Civic cowboy rides into the sunset

    Maybe I shouldn’t be surprised that Zack Stalberg is leaving his post as president and CEO of the watchdog group Committee of Seventy.

     

    He’s 67, and he and his wife, Deb, have a piece of property in the Santa Fe area that borders a 4,000-acre wilderness preserve and is down the street from a horse stable.

    What’s not to like about that?

    But somehow I can’t quite imagine Philadelphia without Stalberg occupying some spot in the civic landscape.

    We go back

    My personal relationship with Zack goes back to 1990, when he hired me to work at the Philadelphia Daily News. He was an editor-in-chief who wore cowboy boots, kept a machete on his coffee table and ended every staff memo with “p.s. This is no bulls**t.”

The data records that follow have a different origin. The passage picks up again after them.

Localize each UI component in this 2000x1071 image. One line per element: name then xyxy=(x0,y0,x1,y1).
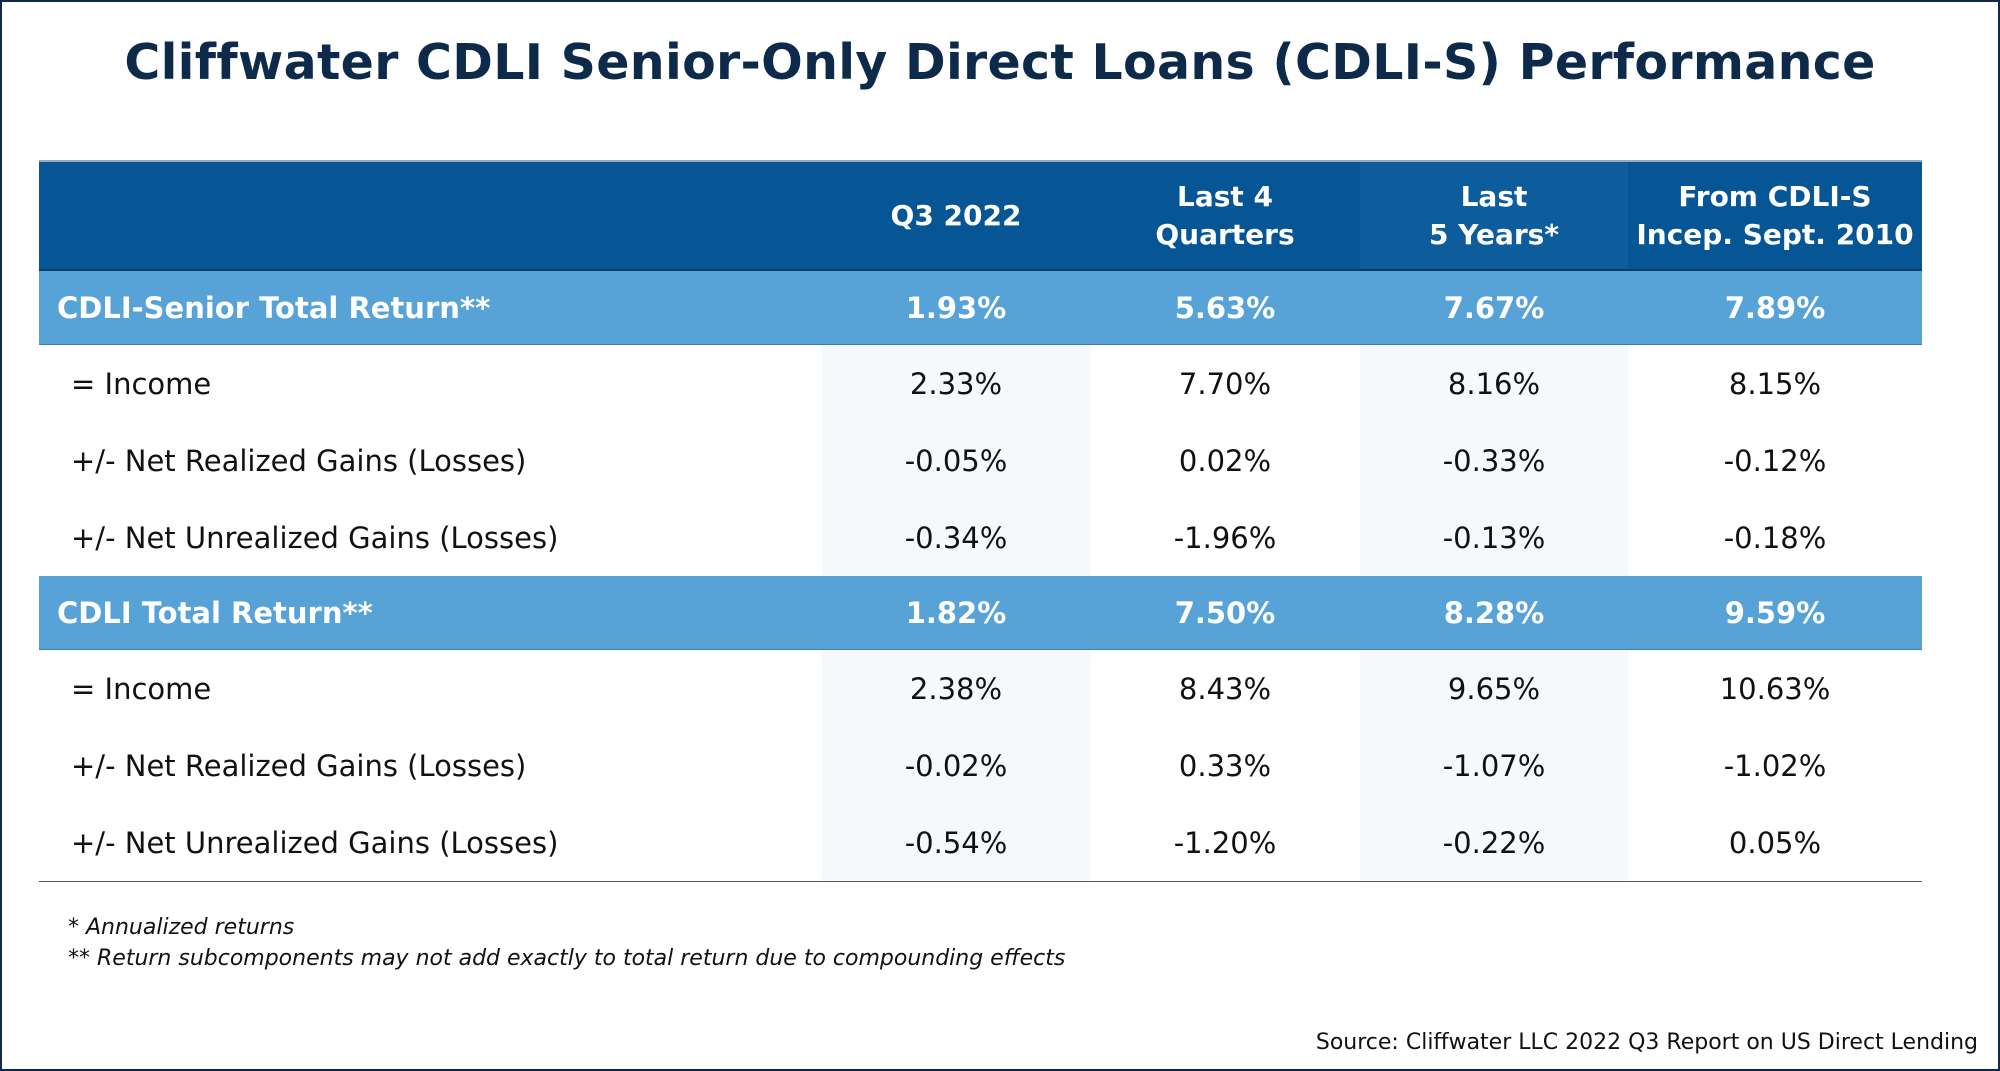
value-cell: 2.33% xyxy=(822,344,1090,422)
value-cell: 7.70% xyxy=(1178,366,1272,401)
row-label: +/- Net Realized Gains (Losses) xyxy=(71,443,527,478)
value-cell: 0.05% xyxy=(1628,804,1922,882)
table-row: = Income 2.38% 8.43% 9.65% 10.63% xyxy=(39,649,1922,727)
value-cell: -1.02% xyxy=(1723,748,1827,783)
column-header: Q3 2022 xyxy=(822,160,1090,271)
value-cell: 9.65% xyxy=(1360,649,1628,727)
header-blank xyxy=(39,160,822,271)
row-label: = Income xyxy=(71,366,212,401)
value-cell: 7.89% xyxy=(1628,270,1922,345)
page-title: Cliffwater CDLI Senior-Only Direct Loans… xyxy=(124,34,1876,91)
total-row: CDLI-Senior Total Return** 1.93% 5.63% 7.67… xyxy=(39,270,1922,345)
value-cell: -0.12% xyxy=(1723,443,1827,478)
value-cell: 5.63% xyxy=(1090,270,1360,345)
row-label: +/- Net Unrealized Gains (Losses) xyxy=(39,804,822,882)
table-row: = Income 2.33% 7.70% 8.16% 8.15% xyxy=(39,344,1922,422)
value-cell: 2.38% xyxy=(822,649,1090,727)
row-label: +/- Net Realized Gains (Losses) xyxy=(71,748,527,783)
value-cell: 8.15% xyxy=(1728,366,1822,401)
footnote: * Annualized returns xyxy=(68,915,295,940)
table-row: +/- Net Realized Gains (Losses) -0.05% 0.0… xyxy=(39,422,1922,499)
value-cell: 8.16% xyxy=(1360,344,1628,422)
performance-table: Q3 2022 Last 4 Quarters Last 5 Years* From CD… xyxy=(39,160,1922,882)
value-cell: 1.82% xyxy=(822,576,1090,650)
value-cell: -0.02% xyxy=(822,727,1090,804)
value-cell: 10.63% xyxy=(1719,671,1831,706)
column-header-line: Last xyxy=(1460,179,1528,213)
column-header-line: Q3 2022 xyxy=(890,198,1022,232)
value-cell: -1.96% xyxy=(1173,520,1277,555)
value-cell: -0.13% xyxy=(1360,499,1628,576)
value-cell: -0.22% xyxy=(1360,804,1628,882)
column-header-line: Quarters xyxy=(1155,217,1295,251)
source-note: Source: Cliffwater LLC 2022 Q3 Report on… xyxy=(1315,1030,1978,1055)
footnotes: * Annualized returns ** Return subcompon… xyxy=(68,912,1065,974)
value-cell: -0.18% xyxy=(1723,520,1827,555)
value-cell: 8.28% xyxy=(1360,576,1628,650)
table-row: +/- Net Unrealized Gains (Losses) -0.54% -… xyxy=(39,804,1922,882)
value-cell: -0.34% xyxy=(822,499,1090,576)
column-header: From CDLI-S Incep. Sept. 2010 xyxy=(1628,160,1922,271)
total-row: CDLI Total Return** 1.82% 7.50% 8.28% 9.59% xyxy=(39,576,1922,650)
value-cell: 0.02% xyxy=(1178,443,1272,478)
value-cell: 9.59% xyxy=(1628,576,1922,650)
footnote: ** Return subcomponents may not add exac… xyxy=(68,946,1066,971)
value-cell: 0.33% xyxy=(1178,748,1272,783)
table-row: +/- Net Realized Gains (Losses) -0.02% 0.3… xyxy=(39,727,1922,804)
column-header-line: Incep. Sept. 2010 xyxy=(1636,217,1914,251)
value-cell: 7.67% xyxy=(1360,270,1628,345)
row-label: CDLI-Senior Total Return** xyxy=(39,270,822,345)
value-cell: 1.93% xyxy=(822,270,1090,345)
table-row: +/- Net Unrealized Gains (Losses) -0.34% -… xyxy=(39,499,1922,576)
row-label: = Income xyxy=(71,671,212,706)
value-cell: 7.50% xyxy=(1090,576,1360,650)
value-cell: -1.07% xyxy=(1360,727,1628,804)
column-header-line: Last 4 xyxy=(1176,179,1274,213)
row-label: CDLI Total Return** xyxy=(39,576,822,650)
value-cell: 8.43% xyxy=(1178,671,1272,706)
value-cell: -1.20% xyxy=(1090,804,1360,882)
row-label: +/- Net Unrealized Gains (Losses) xyxy=(71,520,559,555)
value-cell: -0.54% xyxy=(822,804,1090,882)
column-header-line: From CDLI-S xyxy=(1678,179,1872,213)
column-header: Last 4 Quarters xyxy=(1090,160,1360,271)
value-cell: -0.05% xyxy=(822,422,1090,499)
value-cell: -0.33% xyxy=(1360,422,1628,499)
column-header-line: 5 Years* xyxy=(1429,217,1559,251)
column-header: Last 5 Years* xyxy=(1360,160,1628,271)
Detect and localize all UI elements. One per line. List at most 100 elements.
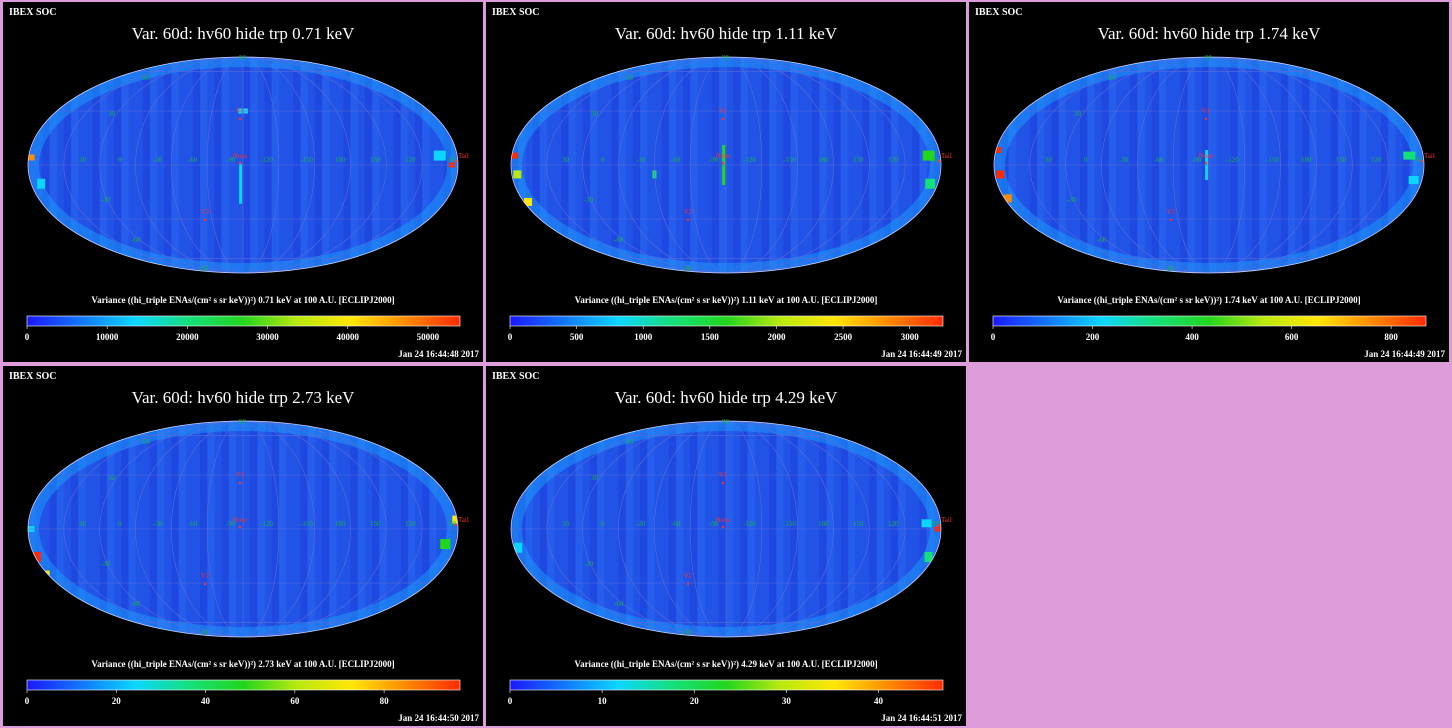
- lon-label: 150: [853, 520, 864, 528]
- lon-label: 90: [449, 156, 457, 164]
- graticule: [28, 57, 458, 273]
- marker-v2-dot: [686, 582, 690, 586]
- map-hot-pixel: [1403, 151, 1416, 160]
- graticule: [511, 57, 941, 273]
- sky-map-pixels: [511, 421, 941, 637]
- map-hot-pixel: [37, 178, 46, 189]
- lon-label: 30: [1045, 156, 1053, 164]
- marker-tail-dot: [454, 159, 458, 163]
- colorbar-tick-label: 2000: [767, 332, 786, 342]
- panel-title: Var. 60d: hv60 hide trp 0.71 keV: [131, 24, 355, 43]
- marker-nose: Nose: [1199, 152, 1213, 160]
- marker-v2-dot: [1169, 218, 1173, 222]
- sky-map-pixels: [994, 57, 1424, 273]
- lon-label: 0: [1084, 156, 1088, 164]
- lon-label: -120: [260, 520, 273, 528]
- map-hot-pixel: [440, 539, 451, 550]
- lat-label: 60: [143, 74, 151, 82]
- lat-label: -30: [584, 196, 594, 204]
- colorbar-tick-label: 60: [290, 696, 300, 706]
- pole-label: -90: [199, 629, 209, 637]
- map-hot-pixel: [925, 178, 936, 189]
- map-canvas: 60 30 -30 -60 30 0 -30 -60 -90 -120 -150 180 150 120 9…: [508, 418, 952, 706]
- graticule: [511, 421, 941, 637]
- colorbar-label: Variance ((hi_triple ENAs/(cm² s sr keV)…: [574, 659, 878, 669]
- map-hot-pixel: [1408, 176, 1419, 185]
- lon-label: -150: [1266, 156, 1279, 164]
- marker-tail: Tail: [458, 152, 469, 160]
- colorbar-tick-label: 30: [782, 696, 792, 706]
- lon-label: 30: [79, 156, 87, 164]
- marker-nose: Nose: [716, 152, 730, 160]
- lon-label: -30: [636, 156, 646, 164]
- panel-title: Var. 60d: hv60 hide trp 4.29 keV: [614, 388, 838, 407]
- lon-label: 120: [888, 156, 899, 164]
- colorbar: [26, 679, 461, 691]
- timestamp: Jan 24 16:44:49 2017: [881, 349, 962, 359]
- colorbar-label: Variance ((hi_triple ENAs/(cm² s sr keV)…: [574, 295, 878, 305]
- sky-map-panel-1.74kev: 60 30 -30 -60 30 0 -30 -60 -90 -120 -150 180 150 120 9…: [969, 2, 1449, 362]
- map-hot-pixel: [994, 146, 1002, 153]
- pole-label: 90: [722, 54, 730, 62]
- marker-v1-dot: [1204, 117, 1208, 121]
- marker-v2: V2: [201, 572, 210, 580]
- colorbar-tick-label: 1000: [634, 332, 653, 342]
- timestamp: Jan 24 16:44:48 2017: [398, 349, 479, 359]
- lon-label: -60: [671, 520, 681, 528]
- marker-nose: Nose: [233, 516, 247, 524]
- marker-v1: V1: [719, 107, 728, 115]
- marker-nose-dot: [238, 161, 242, 165]
- colorbar-tick-label: 40: [874, 696, 884, 706]
- marker-nose-dot: [721, 161, 725, 165]
- colorbar-tick-label: 10000: [96, 332, 119, 342]
- colorbar-tick-label: 800: [1384, 332, 1398, 342]
- sky-map-outline: [993, 56, 1425, 274]
- marker-tail-dot: [454, 523, 458, 527]
- timestamp: Jan 24 16:44:49 2017: [1364, 349, 1445, 359]
- panel-label: IBEX SOC: [492, 7, 540, 18]
- colorbar-tick-label: 600: [1285, 332, 1299, 342]
- colorbar-tick-label: 400: [1185, 332, 1199, 342]
- map-hot-pixel: [922, 150, 935, 161]
- pole-label: -90: [199, 265, 209, 273]
- colorbar-tick-label: 10: [598, 696, 608, 706]
- lat-label: -30: [101, 196, 111, 204]
- colorbar: [509, 679, 944, 691]
- lat-label: -60: [614, 236, 624, 244]
- marker-tail-dot: [937, 159, 941, 163]
- marker-tail-dot: [1420, 159, 1424, 163]
- lon-label: -60: [1154, 156, 1164, 164]
- map-hot-pixel: [996, 170, 1005, 179]
- lon-label: 30: [79, 520, 87, 528]
- lon-label: 0: [118, 156, 122, 164]
- marker-nose-dot: [721, 525, 725, 529]
- map-hot-pixel: [524, 197, 533, 206]
- pole-label: -90: [682, 629, 692, 637]
- colorbar-tick-label: 3000: [901, 332, 920, 342]
- lon-label: 120: [1371, 156, 1382, 164]
- graticule: [994, 57, 1424, 273]
- lon-label: -30: [636, 520, 646, 528]
- lon-label: -90: [226, 520, 236, 528]
- marker-v1: V1: [719, 471, 728, 479]
- marker-tail: Tail: [941, 516, 952, 524]
- marker-v1: V1: [236, 471, 245, 479]
- lon-label: 150: [1336, 156, 1347, 164]
- lon-label: -90: [709, 520, 719, 528]
- sky-map-panel-2.73kev: 60 30 -30 -60 30 0 -30 -60 -90 -120 -150 180 150 120 9…: [3, 366, 483, 726]
- lon-label: -60: [671, 156, 681, 164]
- map-hot-pixel: [452, 515, 458, 524]
- colorbar-tick-label: 40: [201, 696, 211, 706]
- colorbar-tick-label: 20: [690, 696, 700, 706]
- marker-tail-dot: [937, 523, 941, 527]
- colorbar-tick-label: 0: [25, 332, 30, 342]
- lon-label: -30: [153, 520, 163, 528]
- pole-label: 90: [239, 418, 247, 426]
- lon-label: 180: [818, 156, 829, 164]
- lon-label: -30: [1119, 156, 1129, 164]
- lat-label: 30: [108, 474, 116, 482]
- map-hot-pixel: [513, 170, 522, 179]
- marker-v2-dot: [203, 218, 207, 222]
- map-canvas: 60 30 -30 -60 30 0 -30 -60 -90 -120 -150 180 150 120 9…: [508, 54, 952, 342]
- lon-label: -90: [709, 156, 719, 164]
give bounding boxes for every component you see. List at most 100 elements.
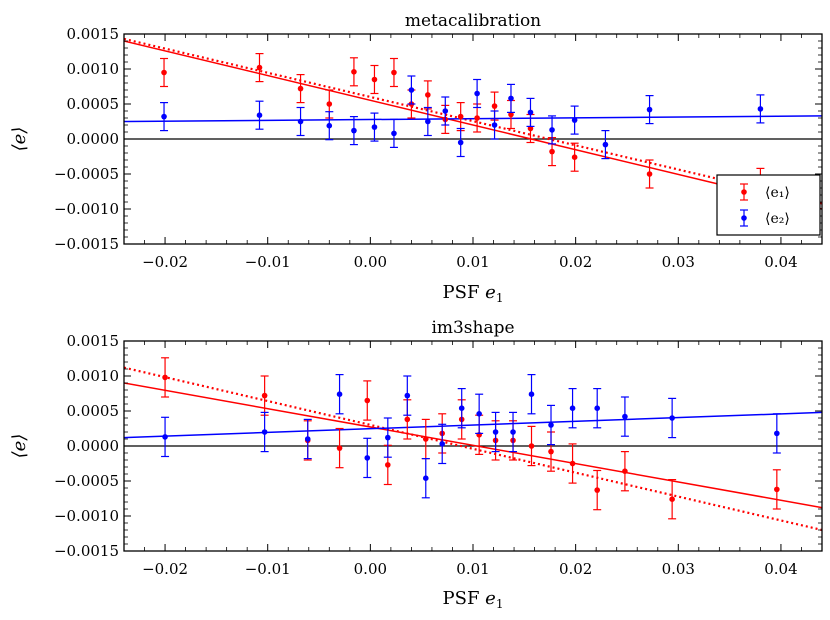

    Many years before that, he was at the center of the best Philadelphia political story of the past 50 years, when he convinced the mayor of the city and the chief of the Democratic Party to settle a dispute about who was telling the truth by taking lie detector tests and giving him the exclusive results. By pure coincidence, I recalled this episode in a post yesterday.

    As a journalist, I always valued digging deep, but one of the things I learned from Zack was that how you present your stuff can matter as much as the content itself.

    It’s a critical sensibility for a tabloid, which has to earn its readers every day on the newsstand.

    I remember Zack wrote a column once calling a federal judge “public enemy No. 1” for her determination to reduce the city’s prison population.

    When she complained, Zack wrote a second column in which he said that he’d called the judge public enemy No. 1 “because I couldn’t think of anything worse.”

    I remember Zack taking me to lunch one day at The Palm. When we sat down, he said he wanted to see more edge in the columns I wrote.

    I told him I knew what he meant, but that I had this thing about always being thorough and fair. He paused a second, then shook his head and said with a laugh, “that’s really a terrible quality.”

    We talked more and I got his point: Sure, report the story thoroughly. Yes, talk to everyone you should. But when it’s time to write, get to the heart of it.

    It was a good lesson, one I’m still learning.

    From scribe to player

    Zack left the Daily News in 2005 and took over the Committee of Seventy, a venerated civic watchdog group that had lost its bark. With the help of an activist board, Seventy started making noise again – filing lawsuits, advocating for policy change, hosting debates, producing issues papers, promoting civic dialogue and sometimes calling out elected officials in fine tabloid fashion.

    Zack’s rhetoric earned him condemnation on the floor of City Council more than once.

    I called him yesterday and asked how running the Committee of Seventy differed from that part of running a newspaper that was advocating for change.

    “Being here is more like being a part of ground-level politics,” he told me. “Yes, a lot takes place in the media, but some of it really takes place in direct conversations with political figures, and with a little horse-trading and applying direct pressure.”

    “I’ve had situations where I’m listening on the radio to some city official pissing on me, and, at the same time, he’s calling me and asking for advice or support for a bill or something like that,” he said.

    There were satisfying moments in all of it, of course.

    He described a 2005 lunch conversation with a political contributor and fundraiser who said he might just sit out the coming mayor’s race if the city’s new campaign finance rules were going to be taken seriously.

    Zack said that drew his attention to the city’s legally untested campaign contribution limits. He got his board interested, and the organization filed suit, leading eventually to a state Supreme Court decision that fundamentally changed the nature of city elections.

    It’s not clear whether the limits will be effective in the next mayoral election, and Zack said a factor in his decision to leave was “the sense that things don’t change enough.”

    Zack says he plans to do some kind of work in New Mexico, but “with some luck, not in politics or the media.”

    Maybe. But I bet before long he’ll be sipping drinks with locals who know the score in Lamy, New Mexico, just so he’ll know what’s going on.